Publié le 17 février 2026 à 17h23 : Une étude menée par l’Université de Tokyo révèle un lien significatif entre la résistance à l’insuline et un risque accru de développer plusieurs types de cancer, ouvrant la voie à de nouvelles stratégies de dépistage précoce.
- Une analyse à grande échelle, basée sur les données de plus de 500 000 participants, démontre une corrélation entre la résistance à l’insuline et le cancer de l’utérus, du rein, de l’œsophage, du pancréas, du côlon et du sein.
- Un modèle d’intelligence artificielle développé par les chercheurs permet d’identifier les individus présentant un risque accru, potentiellement avant l’apparition des symptômes.
- La résistance à l’insuline, souvent associée au diabète de type 2 et aux maladies cardiovasculaires, pourrait ainsi devenir un facteur de risque clé dans la prévention du cancer.
Des chercheurs de l’Université de Tokyo ont mis en évidence, pour la première fois à cette échelle, un lien étroit entre la résistance à l’insuline et une augmentation du risque de développer différents types de cancer. L’étude, basée sur l’analyse des données de la UK Biobank – une vaste base de données britannique sur la santé – et validée sur d’autres cohortes, suggère que cette condition métabolique pourrait être un indicateur précoce de la maladie.
Le modèle d’IA utilisé dans cette recherche calcule le niveau de résistance à l’insuline à partir de neuf paramètres cliniques courants, obtenus lors des examens de routine. Selon Yuta Hiraike, responsable de l’étude à l’hôpital universitaire de Tokyo, ce modèle est le premier à fournir des preuves à l’échelle de la population que la résistance à l’insuline pourrait être un facteur de risque de cancer.
« Cette approche a surpassé les méthodes traditionnelles d’évaluation des risques. »
Yuta Hiraike, responsable de l’étude
L’étude a révélé une association particulièrement forte entre la résistance à l’insuline et le cancer de l’utérus, du rein, de l’œsophage, du pancréas, du côlon et du sein. De plus, un risque accru, bien que moins prononcé, a été observé pour d’autres types de cancer, notamment le cancer du poumon, où l’association persiste même après avoir pris en compte les facteurs de risque traditionnels. Les participants de la UK Biobank identifiés comme présentant une résistance à l’insuline par le modèle d’IA avaient un risque plus de sept fois plus élevé (7,31) de développer un diabète.
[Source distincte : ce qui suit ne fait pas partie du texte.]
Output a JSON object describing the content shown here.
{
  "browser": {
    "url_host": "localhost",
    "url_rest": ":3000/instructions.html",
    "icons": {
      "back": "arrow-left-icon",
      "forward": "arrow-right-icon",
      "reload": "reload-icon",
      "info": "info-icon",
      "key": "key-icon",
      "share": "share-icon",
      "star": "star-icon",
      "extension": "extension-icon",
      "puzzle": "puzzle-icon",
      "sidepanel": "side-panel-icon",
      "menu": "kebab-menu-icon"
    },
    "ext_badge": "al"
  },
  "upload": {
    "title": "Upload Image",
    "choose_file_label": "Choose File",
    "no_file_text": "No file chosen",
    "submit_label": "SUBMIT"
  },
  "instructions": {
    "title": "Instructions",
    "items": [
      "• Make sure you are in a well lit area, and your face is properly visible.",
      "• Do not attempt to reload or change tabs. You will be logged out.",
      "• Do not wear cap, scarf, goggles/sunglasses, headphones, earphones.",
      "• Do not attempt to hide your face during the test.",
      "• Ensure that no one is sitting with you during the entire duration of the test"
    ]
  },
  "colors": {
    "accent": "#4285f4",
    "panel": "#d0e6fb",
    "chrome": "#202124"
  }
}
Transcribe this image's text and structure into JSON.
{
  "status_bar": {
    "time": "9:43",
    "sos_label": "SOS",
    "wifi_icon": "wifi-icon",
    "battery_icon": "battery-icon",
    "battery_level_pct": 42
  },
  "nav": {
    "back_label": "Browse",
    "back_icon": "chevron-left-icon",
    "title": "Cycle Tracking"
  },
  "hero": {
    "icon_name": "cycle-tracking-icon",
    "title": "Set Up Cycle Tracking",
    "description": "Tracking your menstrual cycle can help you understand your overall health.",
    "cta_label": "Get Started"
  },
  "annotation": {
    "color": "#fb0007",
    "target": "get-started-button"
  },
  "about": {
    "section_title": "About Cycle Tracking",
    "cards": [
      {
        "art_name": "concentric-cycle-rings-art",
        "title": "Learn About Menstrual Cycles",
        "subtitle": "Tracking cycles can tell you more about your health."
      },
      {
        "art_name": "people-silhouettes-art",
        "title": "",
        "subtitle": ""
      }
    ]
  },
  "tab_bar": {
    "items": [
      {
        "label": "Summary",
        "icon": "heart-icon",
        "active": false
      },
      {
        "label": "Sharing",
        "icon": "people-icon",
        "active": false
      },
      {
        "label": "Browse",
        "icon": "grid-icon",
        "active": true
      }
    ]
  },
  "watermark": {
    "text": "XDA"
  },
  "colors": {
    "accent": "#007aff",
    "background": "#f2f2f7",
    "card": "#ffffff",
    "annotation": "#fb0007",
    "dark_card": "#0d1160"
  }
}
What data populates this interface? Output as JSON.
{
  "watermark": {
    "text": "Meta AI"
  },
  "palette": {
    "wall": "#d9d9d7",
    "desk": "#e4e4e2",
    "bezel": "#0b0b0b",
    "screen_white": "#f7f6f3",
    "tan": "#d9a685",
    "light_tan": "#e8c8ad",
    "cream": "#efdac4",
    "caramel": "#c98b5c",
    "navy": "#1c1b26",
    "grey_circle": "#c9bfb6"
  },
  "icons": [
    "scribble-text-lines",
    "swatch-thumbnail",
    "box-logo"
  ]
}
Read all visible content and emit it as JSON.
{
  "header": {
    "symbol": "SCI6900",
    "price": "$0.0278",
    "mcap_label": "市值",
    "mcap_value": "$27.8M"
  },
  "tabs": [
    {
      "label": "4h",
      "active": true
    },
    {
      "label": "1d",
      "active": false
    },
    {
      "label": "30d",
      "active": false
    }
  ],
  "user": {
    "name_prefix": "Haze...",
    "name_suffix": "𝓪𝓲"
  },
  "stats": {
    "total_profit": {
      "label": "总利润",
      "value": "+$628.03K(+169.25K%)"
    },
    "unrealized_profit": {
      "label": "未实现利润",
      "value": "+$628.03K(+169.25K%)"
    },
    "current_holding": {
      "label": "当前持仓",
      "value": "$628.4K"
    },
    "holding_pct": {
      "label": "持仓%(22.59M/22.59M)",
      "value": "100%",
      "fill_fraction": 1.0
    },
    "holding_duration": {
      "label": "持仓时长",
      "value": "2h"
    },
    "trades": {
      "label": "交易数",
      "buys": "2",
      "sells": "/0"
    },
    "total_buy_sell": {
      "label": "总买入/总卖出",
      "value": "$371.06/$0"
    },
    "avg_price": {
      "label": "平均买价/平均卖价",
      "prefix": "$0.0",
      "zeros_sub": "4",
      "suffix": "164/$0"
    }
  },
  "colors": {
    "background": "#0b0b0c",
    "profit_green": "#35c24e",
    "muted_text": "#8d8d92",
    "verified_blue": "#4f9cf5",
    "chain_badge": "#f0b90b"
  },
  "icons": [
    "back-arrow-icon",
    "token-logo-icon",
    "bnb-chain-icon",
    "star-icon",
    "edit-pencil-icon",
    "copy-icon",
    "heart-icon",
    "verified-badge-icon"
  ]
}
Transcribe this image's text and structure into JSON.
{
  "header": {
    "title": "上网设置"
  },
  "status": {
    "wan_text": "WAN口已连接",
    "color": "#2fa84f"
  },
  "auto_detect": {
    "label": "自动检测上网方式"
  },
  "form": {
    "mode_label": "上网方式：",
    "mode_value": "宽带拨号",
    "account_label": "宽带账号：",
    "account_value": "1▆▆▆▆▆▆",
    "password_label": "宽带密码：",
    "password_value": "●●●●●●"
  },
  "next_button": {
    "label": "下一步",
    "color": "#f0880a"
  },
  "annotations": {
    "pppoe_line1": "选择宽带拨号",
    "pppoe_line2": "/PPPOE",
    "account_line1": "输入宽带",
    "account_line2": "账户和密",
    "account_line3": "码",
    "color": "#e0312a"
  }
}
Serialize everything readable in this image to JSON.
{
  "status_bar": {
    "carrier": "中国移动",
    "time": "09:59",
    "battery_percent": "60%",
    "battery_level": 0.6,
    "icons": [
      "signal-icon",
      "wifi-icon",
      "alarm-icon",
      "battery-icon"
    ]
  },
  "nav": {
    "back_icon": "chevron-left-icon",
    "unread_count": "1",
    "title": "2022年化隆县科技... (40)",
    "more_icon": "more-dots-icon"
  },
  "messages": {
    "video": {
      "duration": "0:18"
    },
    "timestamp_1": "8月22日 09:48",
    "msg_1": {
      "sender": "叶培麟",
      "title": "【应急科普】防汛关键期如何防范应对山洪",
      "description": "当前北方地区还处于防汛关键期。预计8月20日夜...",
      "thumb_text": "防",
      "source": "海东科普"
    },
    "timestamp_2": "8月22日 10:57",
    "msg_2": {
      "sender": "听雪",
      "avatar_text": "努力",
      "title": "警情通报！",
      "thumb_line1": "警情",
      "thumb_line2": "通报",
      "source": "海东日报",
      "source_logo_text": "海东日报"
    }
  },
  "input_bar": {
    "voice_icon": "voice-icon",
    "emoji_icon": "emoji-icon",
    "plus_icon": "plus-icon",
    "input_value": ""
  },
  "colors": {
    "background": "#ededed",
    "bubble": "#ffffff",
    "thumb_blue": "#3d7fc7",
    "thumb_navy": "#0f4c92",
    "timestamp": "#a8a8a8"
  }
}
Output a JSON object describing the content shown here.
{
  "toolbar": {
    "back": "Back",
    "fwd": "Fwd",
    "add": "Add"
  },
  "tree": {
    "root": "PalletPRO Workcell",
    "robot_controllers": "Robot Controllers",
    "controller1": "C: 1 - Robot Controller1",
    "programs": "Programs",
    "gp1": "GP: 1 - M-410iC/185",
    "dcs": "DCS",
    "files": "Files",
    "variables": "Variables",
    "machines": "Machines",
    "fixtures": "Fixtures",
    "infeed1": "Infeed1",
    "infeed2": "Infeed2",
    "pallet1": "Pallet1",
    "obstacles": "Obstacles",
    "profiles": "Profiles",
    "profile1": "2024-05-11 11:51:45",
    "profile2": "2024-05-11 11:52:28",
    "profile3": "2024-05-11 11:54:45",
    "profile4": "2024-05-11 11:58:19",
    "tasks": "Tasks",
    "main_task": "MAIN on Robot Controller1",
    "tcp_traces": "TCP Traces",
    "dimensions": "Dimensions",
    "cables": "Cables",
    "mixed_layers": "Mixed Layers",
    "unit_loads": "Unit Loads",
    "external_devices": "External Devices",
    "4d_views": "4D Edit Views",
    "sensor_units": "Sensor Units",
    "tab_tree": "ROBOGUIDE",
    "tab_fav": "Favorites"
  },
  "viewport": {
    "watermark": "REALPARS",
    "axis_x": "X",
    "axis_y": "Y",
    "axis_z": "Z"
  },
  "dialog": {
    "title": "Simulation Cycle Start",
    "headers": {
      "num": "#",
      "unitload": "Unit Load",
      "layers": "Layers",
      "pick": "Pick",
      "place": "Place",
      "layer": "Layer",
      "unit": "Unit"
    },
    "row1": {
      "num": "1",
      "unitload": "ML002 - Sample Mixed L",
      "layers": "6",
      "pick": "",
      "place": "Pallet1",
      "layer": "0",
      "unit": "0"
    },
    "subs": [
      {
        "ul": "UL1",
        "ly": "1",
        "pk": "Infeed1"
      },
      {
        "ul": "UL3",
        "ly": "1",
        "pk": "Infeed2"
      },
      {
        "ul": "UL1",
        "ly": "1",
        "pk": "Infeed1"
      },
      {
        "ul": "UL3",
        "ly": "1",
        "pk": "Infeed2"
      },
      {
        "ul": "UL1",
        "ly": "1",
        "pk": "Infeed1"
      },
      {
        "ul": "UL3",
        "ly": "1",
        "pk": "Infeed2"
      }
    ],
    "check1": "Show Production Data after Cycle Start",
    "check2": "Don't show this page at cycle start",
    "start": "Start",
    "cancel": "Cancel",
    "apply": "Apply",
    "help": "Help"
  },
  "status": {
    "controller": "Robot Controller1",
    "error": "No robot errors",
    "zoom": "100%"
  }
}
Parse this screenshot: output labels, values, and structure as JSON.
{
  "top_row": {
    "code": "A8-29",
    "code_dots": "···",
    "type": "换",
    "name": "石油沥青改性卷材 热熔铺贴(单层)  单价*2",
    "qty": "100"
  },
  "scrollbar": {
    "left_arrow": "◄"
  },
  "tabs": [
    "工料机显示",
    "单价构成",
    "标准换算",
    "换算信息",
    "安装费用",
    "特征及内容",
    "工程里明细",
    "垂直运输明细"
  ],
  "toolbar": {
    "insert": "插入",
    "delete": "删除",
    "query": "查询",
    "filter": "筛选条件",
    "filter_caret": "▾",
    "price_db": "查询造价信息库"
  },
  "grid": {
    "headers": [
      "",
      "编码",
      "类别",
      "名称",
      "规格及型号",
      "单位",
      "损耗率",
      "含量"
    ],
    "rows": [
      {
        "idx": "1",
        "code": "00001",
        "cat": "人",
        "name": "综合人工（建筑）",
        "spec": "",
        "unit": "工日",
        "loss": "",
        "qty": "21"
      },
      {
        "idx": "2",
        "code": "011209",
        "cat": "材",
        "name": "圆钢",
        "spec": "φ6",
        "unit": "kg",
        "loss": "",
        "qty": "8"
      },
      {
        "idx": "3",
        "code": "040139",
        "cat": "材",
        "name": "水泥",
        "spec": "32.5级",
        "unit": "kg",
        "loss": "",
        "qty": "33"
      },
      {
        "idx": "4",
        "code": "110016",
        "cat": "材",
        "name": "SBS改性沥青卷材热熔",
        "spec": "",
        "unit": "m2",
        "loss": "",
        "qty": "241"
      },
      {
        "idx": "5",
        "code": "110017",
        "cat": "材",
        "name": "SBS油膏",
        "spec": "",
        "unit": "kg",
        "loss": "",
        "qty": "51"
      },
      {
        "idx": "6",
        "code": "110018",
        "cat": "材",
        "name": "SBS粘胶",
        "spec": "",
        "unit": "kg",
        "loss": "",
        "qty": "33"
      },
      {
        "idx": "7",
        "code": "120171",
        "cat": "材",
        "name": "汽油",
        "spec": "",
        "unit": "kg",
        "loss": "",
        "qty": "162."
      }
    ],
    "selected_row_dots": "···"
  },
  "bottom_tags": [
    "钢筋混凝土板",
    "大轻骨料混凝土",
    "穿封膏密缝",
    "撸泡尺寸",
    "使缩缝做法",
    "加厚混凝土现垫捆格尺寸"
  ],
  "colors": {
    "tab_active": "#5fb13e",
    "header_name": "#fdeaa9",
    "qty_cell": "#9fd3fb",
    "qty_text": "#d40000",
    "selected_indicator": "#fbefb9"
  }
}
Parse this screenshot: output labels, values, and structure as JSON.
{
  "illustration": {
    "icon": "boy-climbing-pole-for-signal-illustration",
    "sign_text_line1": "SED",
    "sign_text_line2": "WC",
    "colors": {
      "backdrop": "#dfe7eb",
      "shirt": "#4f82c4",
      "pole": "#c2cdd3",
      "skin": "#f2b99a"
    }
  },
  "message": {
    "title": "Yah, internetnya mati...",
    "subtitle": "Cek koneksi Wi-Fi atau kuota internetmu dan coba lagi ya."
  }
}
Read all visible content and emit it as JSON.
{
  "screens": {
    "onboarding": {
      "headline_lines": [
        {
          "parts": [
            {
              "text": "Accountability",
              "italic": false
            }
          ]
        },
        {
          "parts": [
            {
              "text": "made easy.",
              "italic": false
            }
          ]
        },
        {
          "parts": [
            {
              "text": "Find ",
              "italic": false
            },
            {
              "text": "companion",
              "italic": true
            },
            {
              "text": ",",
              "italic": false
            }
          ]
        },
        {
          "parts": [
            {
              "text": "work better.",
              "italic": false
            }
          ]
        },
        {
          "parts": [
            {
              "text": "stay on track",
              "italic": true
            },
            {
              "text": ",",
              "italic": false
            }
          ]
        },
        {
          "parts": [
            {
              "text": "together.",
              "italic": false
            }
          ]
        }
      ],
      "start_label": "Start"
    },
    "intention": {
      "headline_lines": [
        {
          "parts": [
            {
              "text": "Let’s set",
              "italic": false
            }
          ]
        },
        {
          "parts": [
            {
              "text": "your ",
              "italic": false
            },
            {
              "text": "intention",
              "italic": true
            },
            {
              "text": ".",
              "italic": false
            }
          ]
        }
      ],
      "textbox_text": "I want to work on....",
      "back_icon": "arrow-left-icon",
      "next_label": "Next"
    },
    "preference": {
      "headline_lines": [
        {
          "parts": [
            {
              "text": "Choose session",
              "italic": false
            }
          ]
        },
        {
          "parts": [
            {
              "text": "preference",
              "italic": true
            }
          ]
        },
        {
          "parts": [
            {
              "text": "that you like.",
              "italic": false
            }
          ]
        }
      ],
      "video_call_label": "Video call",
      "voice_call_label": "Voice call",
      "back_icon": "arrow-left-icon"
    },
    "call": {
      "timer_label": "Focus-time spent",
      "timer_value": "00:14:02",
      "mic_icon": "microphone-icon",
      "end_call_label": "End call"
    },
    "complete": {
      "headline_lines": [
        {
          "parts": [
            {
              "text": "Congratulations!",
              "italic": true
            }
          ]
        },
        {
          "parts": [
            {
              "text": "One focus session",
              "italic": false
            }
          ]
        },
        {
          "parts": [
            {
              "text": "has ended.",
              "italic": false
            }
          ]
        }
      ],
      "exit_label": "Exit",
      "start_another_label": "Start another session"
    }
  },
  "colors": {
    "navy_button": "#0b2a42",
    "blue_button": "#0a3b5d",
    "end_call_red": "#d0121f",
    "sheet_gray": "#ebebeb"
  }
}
La résistance à l’insuline se manifeste lorsque les tissus corporels deviennent moins sensibles à l’action de l’insuline, entraînant une accumulation de glucose dans le sang. Pour compenser, le pancréas produit davantage d’insuline, ce qui peut à terme conduire à une hyperglycémie, un prédiabète et, finalement, un diabète de type 2. Cette condition est également liée à un risque accru de maladies cardiovasculaires, rénales et hépatiques. En savoir plus sur le diabète.
Bien que les mécanismes biologiques précis reliant la résistance à l’insuline au cancer restent à élucider, cette découverte ouvre des perspectives prometteuses pour le développement de stratégies de dépistage précoce et de prévention ciblées. Les chercheurs espèrent que leur modèle d’IA pourra aider à identifier les personnes à risque, permettant ainsi une intervention plus rapide et potentiellement plus efficace.